Commentary: Overturning Roe vs. Wade unlikely in near future

The Alabama legislature has just passed the most restrictive abortion bill one can imagine. So will Roe v. Wade, the 1973 U.S. Supreme Court case legalizing abortion, be overturned soon?

Probably not.

The Alabama bill makes it a Class A felony for a doctor (or presumably anyone else) to perform an abortion. Unlike other states, this bill doesn’t target the woman at all. Just the doctor.

No doubt about it, this bill directly challenges Roe v. Wade. Its sponsors and Gov. Kay Ivey, who signed it into law, say this is their hope and intention. So what about Roe? Will it be reversed, or is it “settled law” as some would put it.

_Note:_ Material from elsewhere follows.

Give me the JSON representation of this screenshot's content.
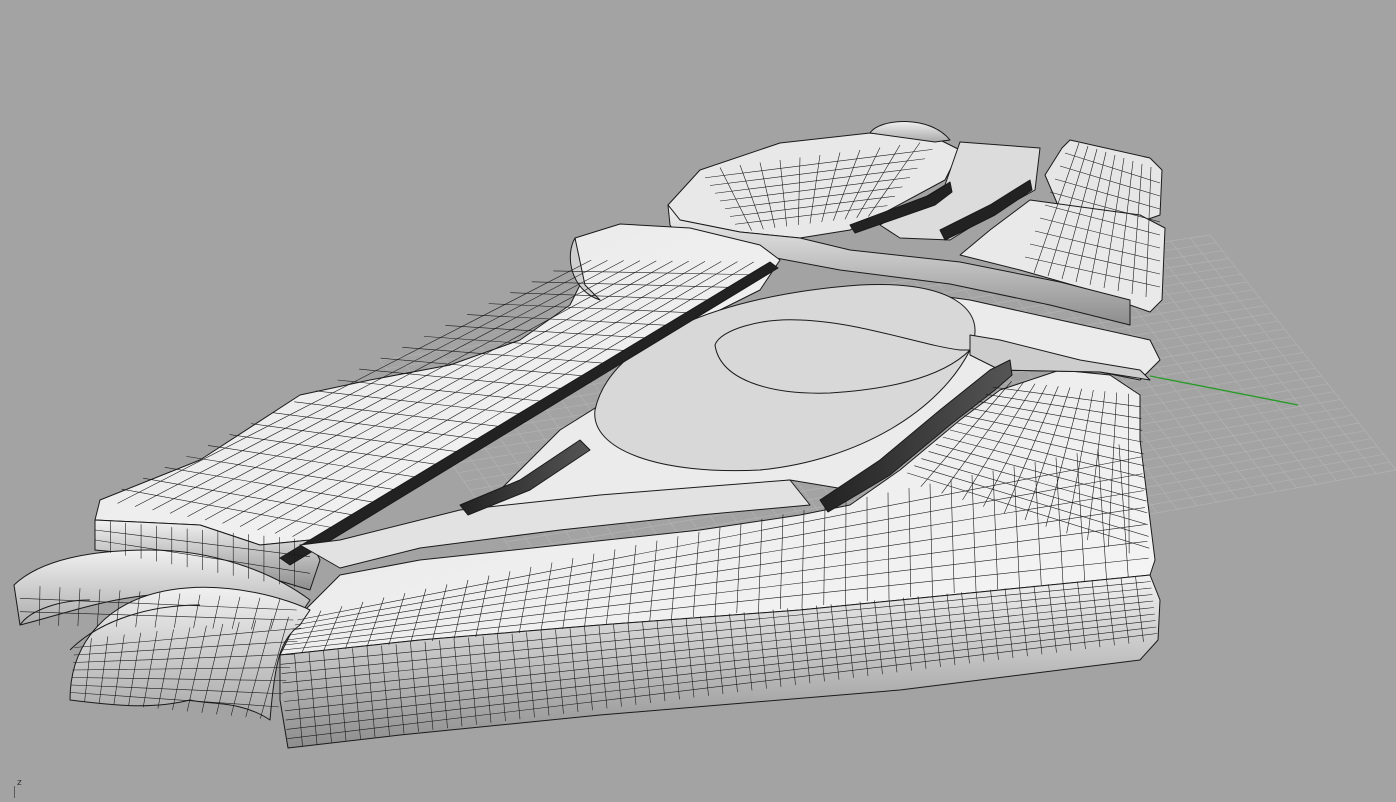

Chief Justice John Roberts is nothing if not cautious — and especially protective of the high court’s reputation. Hence, many court watchers believe that he will oppose taking up any case that outright reverses Roe until he has at least one more vote. Or to put it another way, he won’t permit (if he can) any reversal on a 5-to-4 vote, given that Roe was decided 7-to-2.

Reid Beveridge

If logic had anything to do with it, Justice Ruth Bader Ginsberg should vote to reverse (she won’t, of course). This is because she said, some years ago, that Roe was wrongly decided. She is right. When he wrote the 7-to-2 decision supporting Roe in 1973, Justice Harry Blackmun said it was based on a right to privacy.

This also was the basis of the “Griswold” decision eight years earlier than struck down a Connecticut law prohibiting the sale of contraceptives. Please try to find the slightest sign of a right to privacy in the U.S. Constitution. You will not.

To say that Roe has been controversial ever since is a major understatement. Supreme Court nominees are invariably asked about it. And judged by it. Both Trump nominees to the Supreme Court, Neil Gorsuch and Brett Kavanaugh, were. However, it is not Kavanaugh who will make the difference. Chief Justice Roberts is likely to insist on at least a 6-to-3 vote to reverse such settled law, or precedent, called stare decisis.

It takes four justices to bring a case before the court. However, if the chief justice indicates he won’t be in favor of reversing Roe, it’s less likely that the other four conservatives would try to bring the case forward. And keep in mind that the court only considers a handful of cases each year in relation to the number of cases appealed.

What many court watchers believe is that the court may accept cases that nibble around the edges, as it already has. A couple such situations suggest themselves:

• The court might allow states to prohibit abortions after 20 weeks of pregnancy, or an even shorter time, say the first trimester.

• Several states have passed what are called “fetal heartbeat” bills. They would prohibit an abortion after the baby’s heartbeat can be detected, sometimes as early as six weeks after conception.

Even if Roe is overturned some day in the future, it doesn’t mean the end of abortion in the United States. Rather, a Roe reversal simply means that the issue is returned to the states. In 1973, when Roe was decided, some states were in the process of legalizing abortions — and some already had.

If this were to occur today, some states would legalize abortion and some would outlaw it. One guesses it would legal in Delaware, New Jersey, Maryland and New York, not to mention California. And would be illegal in Texas, Alabama, Mississippi and North Dakota.

Laws vary between and among the states. This would be no different.

It is rare for the Supreme Court to outright reverse a previous decision. However, it is useful to recall that this is exactly what happened in 1954 when the court ruled segregation unconstitutional, reversing Plessy v. Ferguson (1896). It also is useful to remember that Brown was decided unanimously.